Malaysia has for years attracted international scorn for the scale of deforestation that has been allowed within its borders, particularly in Sarawak, but as troubling as that record of environmental destruction is, it still pales in comparison to what’s happening in the Amazon rainforest.
Surging to record levels during the month of April, the ongoing deforestation of Brazil’s Amazon has nearly doubled the area of forest eradication since April 2021. Preliminary government data provided the shocking and extremely troubling data on Friday, May 7, alarming environmental campaigners.
According to data from national space research agency Inpe, the first 29 days of April alone, deforestation in the region totalled up to 1,012.5 sq km (390 sq miles). Compiling monthly DETER-B data series since 2015/2016, Inpe will provide another report for the final day of April this week. April is the third monthly record this year, after new highs were also observed in January and February.
The heartbreaking destruction of the Brazilian Amazon also hit a record of 1,954 sq km (754 sq miles) in the first four months of the year, a 69% increase compared to the same period in 2021. This is equivalent to clearing an area more than double the size of New York City.
Despite international outrage, Brazil’s far right-wing President Jair Bolsonaro argues that this scale deforestation enables more farming and mining in the Amazon, which he claims will help reduce poverty in the region. Bolsonaro himself is responsible for weakening environmental protection over Brazil’s Amazon, despite calls for caution over the global climate crisis.
With the planet’s green lung in danger of disappearing completely, it would not be wrong if people saw Bolsonaro’s actions as attempted manslaughter, seeing how many lives it would affect when people are forced to be climate refugees in the near future.

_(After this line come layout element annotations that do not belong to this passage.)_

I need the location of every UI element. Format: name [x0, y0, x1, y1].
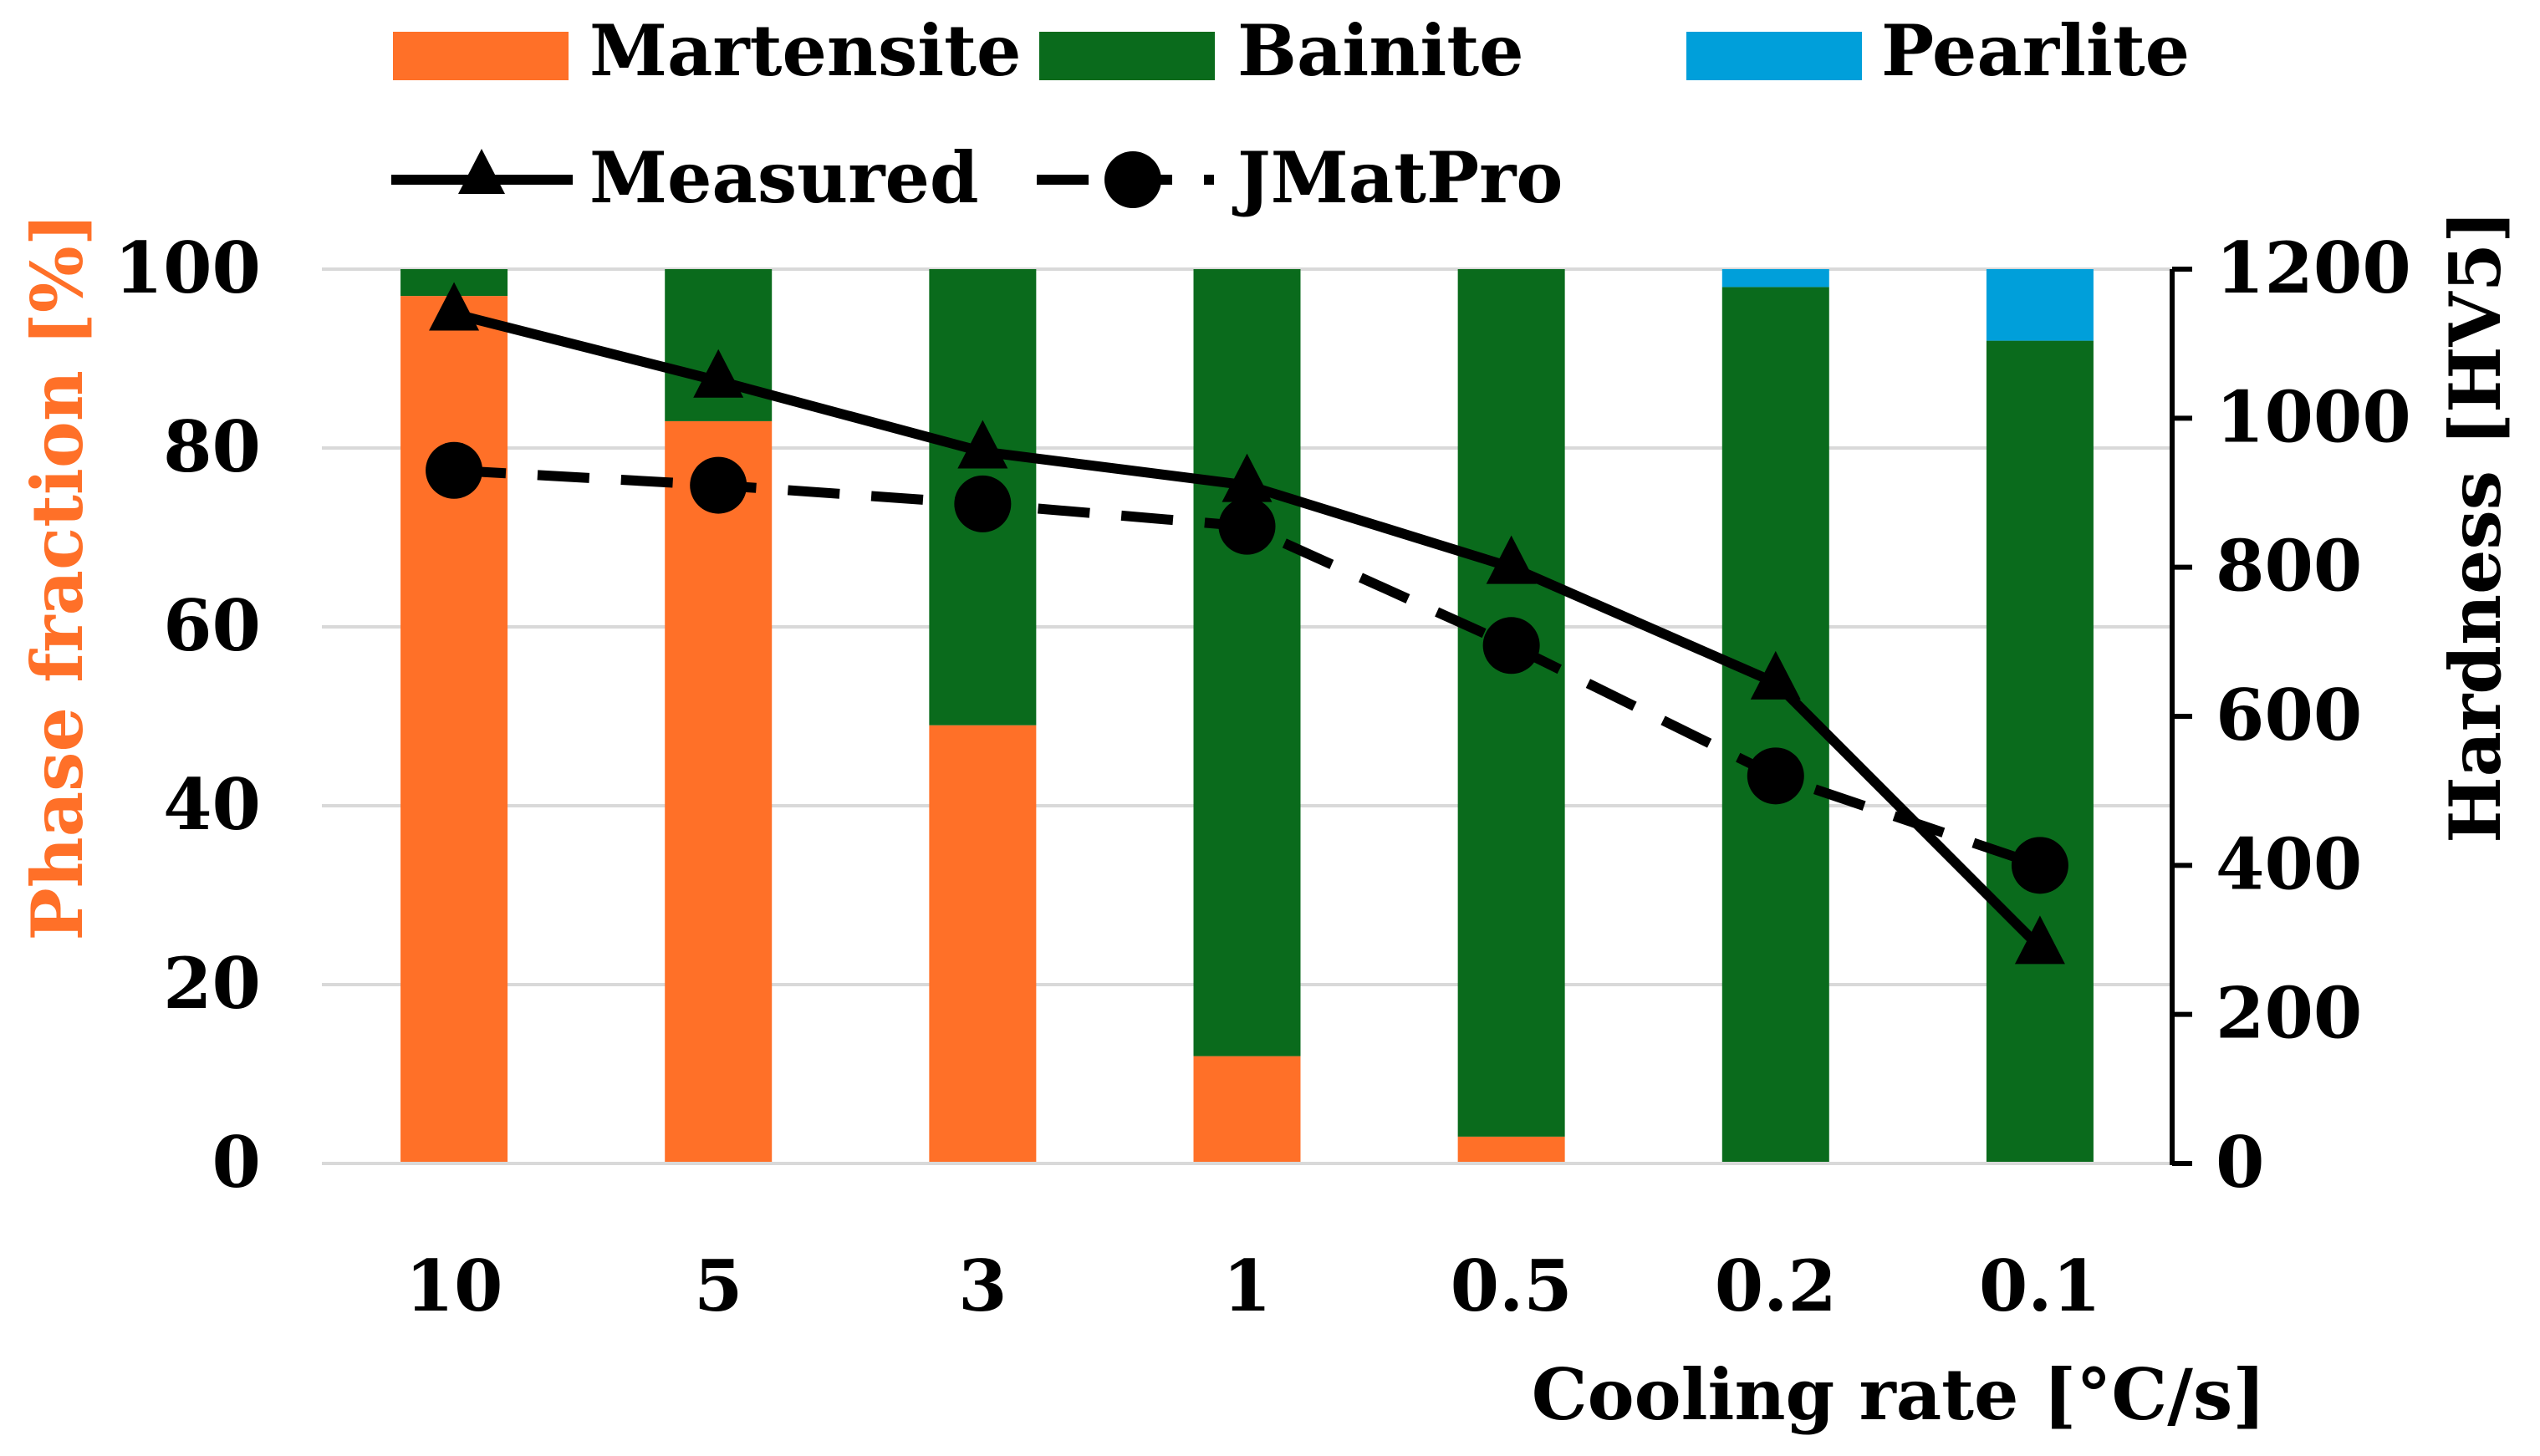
point-measured [429, 282, 480, 331]
bars [400, 269, 2094, 1164]
y2-tick-label: 1000 [2216, 375, 2411, 458]
bar-bainite-0-5 [1457, 269, 1565, 1137]
x-tick-label: 10 [405, 1245, 503, 1327]
legend-label-bainite: Bainite [1237, 9, 1524, 92]
point-jmatpro [1747, 747, 1804, 805]
legend: Martensite Bainite Pearlite Measured JMa… [391, 9, 2190, 219]
y2-tick-label: 400 [2216, 822, 2362, 905]
bar-pearlite-0-1 [1986, 269, 2094, 341]
bar-martensite-3 [929, 725, 1037, 1163]
x-tick-label: 5 [694, 1245, 742, 1327]
legend-label-pearlite: Pearlite [1881, 9, 2190, 92]
legend-marker-measured [458, 149, 505, 194]
point-measured [1222, 453, 1273, 502]
bar-bainite-1 [1193, 269, 1301, 1056]
lines [426, 282, 2068, 965]
y-tick-label: 40 [163, 763, 261, 846]
point-measured [957, 420, 1008, 469]
x-tick-label: 0.2 [1715, 1245, 1837, 1327]
bar-martensite-5 [665, 420, 773, 1163]
legend-label-measured: Measured [589, 136, 979, 219]
x-axis-title: Cooling rate [°C/s] [1532, 1353, 2266, 1436]
point-jmatpro [690, 456, 747, 514]
bar-martensite-1 [1193, 1056, 1301, 1163]
point-measured [2014, 915, 2065, 965]
y-tick-label: 80 [163, 405, 261, 488]
legend-swatch-martensite [393, 32, 569, 80]
y2-axis-title: Hardness [HV5] [2434, 210, 2517, 843]
x-tick-label: 1 [1222, 1245, 1271, 1327]
y2-tick-label: 200 [2216, 972, 2362, 1055]
bar-pearlite-0-2 [1721, 269, 1829, 288]
y-tick-label: 20 [163, 942, 261, 1025]
bar-bainite-0-1 [1986, 340, 2094, 1164]
point-jmatpro [1218, 497, 1276, 555]
y-tick-label: 60 [163, 584, 261, 667]
y-axis-title: Phase fraction [%] [16, 213, 99, 941]
legend-marker-jmatpro [1104, 151, 1161, 208]
legend-label-jmatpro: JMatPro [1232, 136, 1563, 219]
legend-swatch-bainite [1039, 32, 1215, 80]
x-tick-label: 0.1 [1979, 1245, 2101, 1327]
point-measured [1750, 650, 1801, 700]
y2-tick-label: 1200 [2216, 227, 2411, 309]
y2-tick-label: 600 [2216, 674, 2362, 756]
point-jmatpro [954, 475, 1012, 532]
y-tick-label: 0 [212, 1121, 261, 1204]
bar-martensite-0-5 [1457, 1136, 1565, 1163]
axes [322, 267, 2192, 1166]
y2-tick-label: 0 [2216, 1121, 2264, 1204]
bar-martensite-10 [400, 296, 508, 1164]
point-jmatpro [2011, 837, 2068, 894]
x-tick-label: 3 [958, 1245, 1007, 1327]
y2-tick-label: 800 [2216, 525, 2362, 608]
point-jmatpro [426, 441, 483, 499]
y-tick-label: 100 [115, 227, 261, 309]
bar-bainite-5 [665, 269, 773, 421]
legend-swatch-pearlite [1686, 32, 1862, 80]
legend-label-martensite: Martensite [589, 9, 1021, 92]
point-jmatpro [1482, 617, 1540, 675]
x-tick-label: 0.5 [1451, 1245, 1573, 1327]
point-measured [1486, 535, 1537, 584]
point-measured [693, 349, 744, 398]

“The cause of this record has a first and last name: Jair Messias Bolsonaro,” said Marcio Astrini, head of Brazilian advocacy group Climate Observatory, in a statement.
Bolsonaro’s office rebutted the data provided and directed questions to the ministries of environment and justice. The ministries said in a joint statement the government was making major efforts to fight environmental crimes and that police and environmental authorities were cooperating on an operation to combat deforestation in five Amazon states.
However, Climate Observatory said its analysts were astounded by such a high reading in April, even with deforestation efforts having been on the rise. This is especially since the numbers were procured during Brazil’s rainy season when the muddy forest is harder for loggers to access.
Ane Alencar, science director of the Amazon Environmental Research Institute (IPAM), said she had expected deforestation to keep rising ahead of the October presidential election, like it has in Brazil’s past three election years, as officials wary of angering voters generally do less to enforce the law. Still, she called the surge in deforestation last month “absurd.”
“It seems that the clearing of forests has become institutionalized in the country as something common, with record after record,” Alencar said.